From mboxrd@z Thu Jan  1 00:00:00 1970
Return-Path: <linux-kernel-owner@vger.kernel.org>
Received: (majordomo@vger.kernel.org) by vger.kernel.org via listexpand
	id S1753014Ab1LSWLV (ORCPT <rfc822;w@1wt.eu>);
	Mon, 19 Dec 2011 17:11:21 -0500
Received: from gate.crashing.org ([63.228.1.57]:54735 "EHLO gate.crashing.org"
	rhost-flags-OK-OK-OK-OK) by vger.kernel.org with ESMTP
	id S1751900Ab1LSWLS (ORCPT <rfc822;linux-kernel@vger.kernel.org>);
	Mon, 19 Dec 2011 17:11:18 -0500
Message-ID: <1324332646.30454.19.camel@pasglop>
Subject: Re: [RFC PATCH 0/4] Gang scheduling in CFS
From: Benjamin Herrenschmidt <benh@kernel.crashing.org>
To: Peter Zijlstra <peterz@infradead.org>
Cc: "Nikunj A. Dadhania" <nikunj@linux.vnet.ibm.com>, mingo@elte.hu,
        linux-kernel@vger.kernel.org, vatsa@linux.vnet.ibm.com,
        bharata@linux.vnet.ibm.com, paulus <paulus@samba.org>
Date: Tue, 20 Dec 2011 09:10:46 +1100
In-Reply-To: <1324309901.24621.14.camel@twins>
References: <20111219083141.32311.9429.stgit@abhimanyu.in.ibm.com>
	 <1324309901.24621.14.camel@twins>
Content-Type: text/plain; charset="UTF-8"
X-Mailer: Evolution 3.2.1- 
Content-Transfer-Encoding: 7bit
Mime-Version: 1.0
Sender: linux-kernel-owner@vger.kernel.org
List-ID: <linux-kernel.vger.kernel.org>
X-Mailing-List: linux-kernel@vger.kernel.org

On Mon, 2011-12-19 at 16:51 +0100, Peter Zijlstra wrote:
> On Mon, 2011-12-19 at 14:03 +0530, Nikunj A. Dadhania wrote:
> > The following patches implements gang scheduling. These patches
> >     are *highly* experimental in nature and are not proposed for
> >     inclusion at this time.
> 
> Nor will they ever be, I've always strongly opposed the whole concept
> and I'm not about to change my mind.
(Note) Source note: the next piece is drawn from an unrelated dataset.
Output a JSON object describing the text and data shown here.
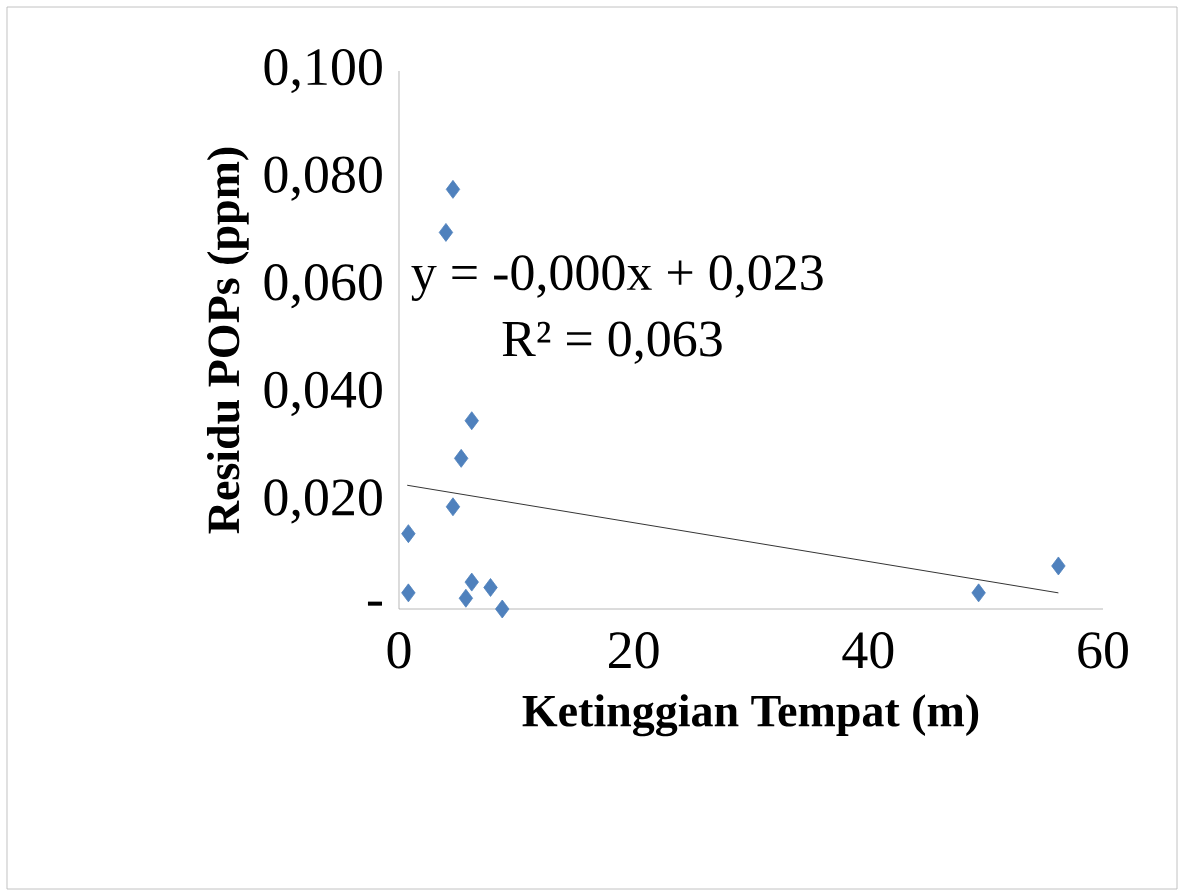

Gang scheduling is a scalability
> nightmare. 
> 
> >     Gang scheduling can be helpful in virtualization scenario. It will
> >     help in avoiding the lock-holder-preemption[1] problem and other
> >     benefits include improved lock-acquisition times. This feature
> >     will help address some limitations of KVM on Power
> 
> Use paravirt ticket locks or a pause-loop-filter like thing.
> 
> >     On Power, we have an interesting hardware restriction on guests
> >     running across SMT theads: on any single core, we can only run one
> >     mm context at any given time. 
> 
> OMFG are your hardware engineers insane?

No we can run separate mm contexts, but we can only run one -partition-
at a time. Sadly the host kernel is also a partition for the MMU so that
means that all 4 threads must be running the same guest and enter/exit
the guest at the same time.

> Anyway, I had a look at your patches and I don't see how could ever
> work. You gang-schedule cgroup entities, but there's no guarantee the
> load-balancer will have at least one task for each group on every cpu.

Cheers,
Ben.